Les dates de péremption en vigueur seraient-elles devenues has-been ?

Too Good To Go, l’application mobile qui a fait du gaspillage alimentaire sa priorité, a lancé une pétition (#Changetadate) afin de réformer les dates de péremption. Mais pourquoi ? Nous, consommateurs, nous référons beaucoup trop au message « à consommer de préférence avant » (DDM) présent sur les produits alimentaires, mention régie par la législation en vigueur. Or, de nombreux produits dont la DDM est dépassée sont mis à la poubelle, sans hésitation aucune. Mais ce sont souvent des produits de longue conservation pour lesquels une conservation plus longue ne comporterait aucun risque sanitaire.

Lucie Basch, fondatrice de l’application, milite pour que les industriels et les distributeurs « clarifient leurs dates de péremption ». Elle souhaite que le fameux « à consommer de préférence avant » évolue vers « meilleur avant », comme c’est le cas des Anglo-Saxons qui utilisent la mention « best before ». Un message plus clair, plus explicite, pour mettre fin à un gaspillage alimentaire directement lié à une incompréhension de ces dates.
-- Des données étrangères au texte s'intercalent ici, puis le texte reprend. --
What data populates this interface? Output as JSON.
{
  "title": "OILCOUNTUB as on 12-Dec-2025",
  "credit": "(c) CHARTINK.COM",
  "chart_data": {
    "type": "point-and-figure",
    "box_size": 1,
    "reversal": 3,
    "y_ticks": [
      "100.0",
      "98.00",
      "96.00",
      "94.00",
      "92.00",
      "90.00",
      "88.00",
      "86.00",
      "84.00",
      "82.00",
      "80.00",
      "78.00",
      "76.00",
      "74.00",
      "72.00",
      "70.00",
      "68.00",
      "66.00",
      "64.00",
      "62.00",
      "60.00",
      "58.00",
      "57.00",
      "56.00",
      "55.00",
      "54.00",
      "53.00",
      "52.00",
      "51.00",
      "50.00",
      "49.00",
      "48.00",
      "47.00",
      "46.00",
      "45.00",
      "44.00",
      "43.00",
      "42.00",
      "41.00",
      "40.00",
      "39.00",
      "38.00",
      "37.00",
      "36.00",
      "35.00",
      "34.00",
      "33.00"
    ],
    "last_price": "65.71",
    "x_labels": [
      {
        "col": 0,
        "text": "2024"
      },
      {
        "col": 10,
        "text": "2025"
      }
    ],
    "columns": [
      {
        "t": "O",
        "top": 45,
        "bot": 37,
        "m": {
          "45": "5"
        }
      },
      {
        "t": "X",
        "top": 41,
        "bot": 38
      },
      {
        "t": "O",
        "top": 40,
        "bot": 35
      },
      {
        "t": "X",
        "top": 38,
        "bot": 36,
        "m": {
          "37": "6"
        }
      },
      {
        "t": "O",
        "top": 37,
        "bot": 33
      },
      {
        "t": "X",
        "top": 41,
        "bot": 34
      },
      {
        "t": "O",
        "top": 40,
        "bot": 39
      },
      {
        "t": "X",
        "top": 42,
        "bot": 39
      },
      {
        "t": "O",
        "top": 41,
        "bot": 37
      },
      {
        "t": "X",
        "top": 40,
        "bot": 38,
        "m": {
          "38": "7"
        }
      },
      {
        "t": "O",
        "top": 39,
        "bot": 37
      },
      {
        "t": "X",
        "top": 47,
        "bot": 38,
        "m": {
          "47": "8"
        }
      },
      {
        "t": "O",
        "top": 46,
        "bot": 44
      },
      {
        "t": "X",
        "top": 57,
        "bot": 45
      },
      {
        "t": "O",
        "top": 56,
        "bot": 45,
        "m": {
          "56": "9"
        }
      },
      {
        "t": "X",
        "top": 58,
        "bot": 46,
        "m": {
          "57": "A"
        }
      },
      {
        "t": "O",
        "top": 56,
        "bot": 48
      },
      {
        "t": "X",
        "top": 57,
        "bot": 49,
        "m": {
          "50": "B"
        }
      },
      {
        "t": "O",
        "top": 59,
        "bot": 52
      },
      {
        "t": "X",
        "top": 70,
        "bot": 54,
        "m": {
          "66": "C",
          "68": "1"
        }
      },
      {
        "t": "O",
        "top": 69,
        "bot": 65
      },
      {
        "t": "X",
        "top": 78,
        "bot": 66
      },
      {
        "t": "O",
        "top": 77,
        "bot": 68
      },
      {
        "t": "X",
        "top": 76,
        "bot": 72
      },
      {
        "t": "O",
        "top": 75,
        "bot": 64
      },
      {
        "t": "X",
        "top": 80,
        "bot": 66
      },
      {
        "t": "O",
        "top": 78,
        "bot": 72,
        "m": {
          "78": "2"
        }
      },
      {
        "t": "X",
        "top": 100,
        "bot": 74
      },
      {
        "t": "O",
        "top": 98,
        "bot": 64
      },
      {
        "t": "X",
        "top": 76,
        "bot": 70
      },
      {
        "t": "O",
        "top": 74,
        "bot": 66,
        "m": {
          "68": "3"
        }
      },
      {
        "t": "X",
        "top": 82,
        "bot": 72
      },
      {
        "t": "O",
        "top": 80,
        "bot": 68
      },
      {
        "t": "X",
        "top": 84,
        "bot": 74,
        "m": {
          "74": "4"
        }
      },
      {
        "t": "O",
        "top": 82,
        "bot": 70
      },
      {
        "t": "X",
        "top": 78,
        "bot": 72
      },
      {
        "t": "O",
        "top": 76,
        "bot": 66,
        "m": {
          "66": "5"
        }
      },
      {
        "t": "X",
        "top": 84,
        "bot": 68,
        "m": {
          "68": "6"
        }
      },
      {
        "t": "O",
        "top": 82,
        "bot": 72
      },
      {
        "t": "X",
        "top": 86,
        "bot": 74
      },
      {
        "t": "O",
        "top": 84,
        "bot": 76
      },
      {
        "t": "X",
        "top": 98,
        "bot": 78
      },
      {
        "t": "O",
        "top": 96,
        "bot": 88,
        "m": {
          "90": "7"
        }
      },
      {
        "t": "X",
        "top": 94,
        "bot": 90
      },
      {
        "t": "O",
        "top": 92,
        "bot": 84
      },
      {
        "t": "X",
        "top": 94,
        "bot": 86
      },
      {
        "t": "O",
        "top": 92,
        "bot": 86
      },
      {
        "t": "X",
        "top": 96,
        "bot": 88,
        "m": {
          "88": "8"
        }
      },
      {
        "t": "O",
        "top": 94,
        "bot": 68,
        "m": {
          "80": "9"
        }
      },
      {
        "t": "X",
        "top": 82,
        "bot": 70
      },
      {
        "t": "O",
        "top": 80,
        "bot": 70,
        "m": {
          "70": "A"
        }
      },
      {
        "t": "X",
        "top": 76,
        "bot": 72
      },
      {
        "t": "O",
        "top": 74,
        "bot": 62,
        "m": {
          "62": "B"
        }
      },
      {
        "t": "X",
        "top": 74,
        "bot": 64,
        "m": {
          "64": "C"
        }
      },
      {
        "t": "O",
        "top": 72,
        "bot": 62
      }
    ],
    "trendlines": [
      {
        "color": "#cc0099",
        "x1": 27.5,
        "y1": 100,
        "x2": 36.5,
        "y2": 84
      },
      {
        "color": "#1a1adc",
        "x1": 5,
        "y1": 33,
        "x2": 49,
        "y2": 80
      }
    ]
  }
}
Les consommateurs obnubilés par les dates de péremption ?

Nous ne vous dirons jamais de consommer de la viande avec une DLC dépassée. Mais il semble nécessaire de faire appel au bon sens. Un rapport de la Commission Européenne souligne que près de 20 % du gaspillage alimentaire serait lié à une incompréhension de la DDM. Ce qui n’est guère étonnant : nous jetons à tort des aliments « à consommer de préférence avant » comme la farine, le riz ou les produits secs dès la date dépassée.

Afin de réorienter les consommateurs, Carrefour a modifié voire supprimé les dates de consommation de 500 de ses produits MDD (marque de distributeur). La DLC de nombreux produits frais ou d’épicerie a été allongée de 5 à 10 jours, comme c’est le cas des yaourts, passés de 23 à 30 jours, une preuve que nous les jetons trop hâtivement dès la date dépassée. Et la DDM a été retirée de certains produits de la marque Carrefour comme le sucre, le vinaigre, le sel…

En espérant que cette pétition aboutisse, pour enfin dire adieu à ce trompeur « à consommer de préférence avant », mais aussi adieu à une part importante du gaspillage alimentaire. En attendant, n’oubliez pas qu’un paquet de pâtes dont la date est dépassée de plusieurs jours, ou de plusieurs semaines, ne comporte aucun risque sanitaire. Ne vous limitez pas à la date indiquée sur un produit, lisez également le message qui l’accompagne.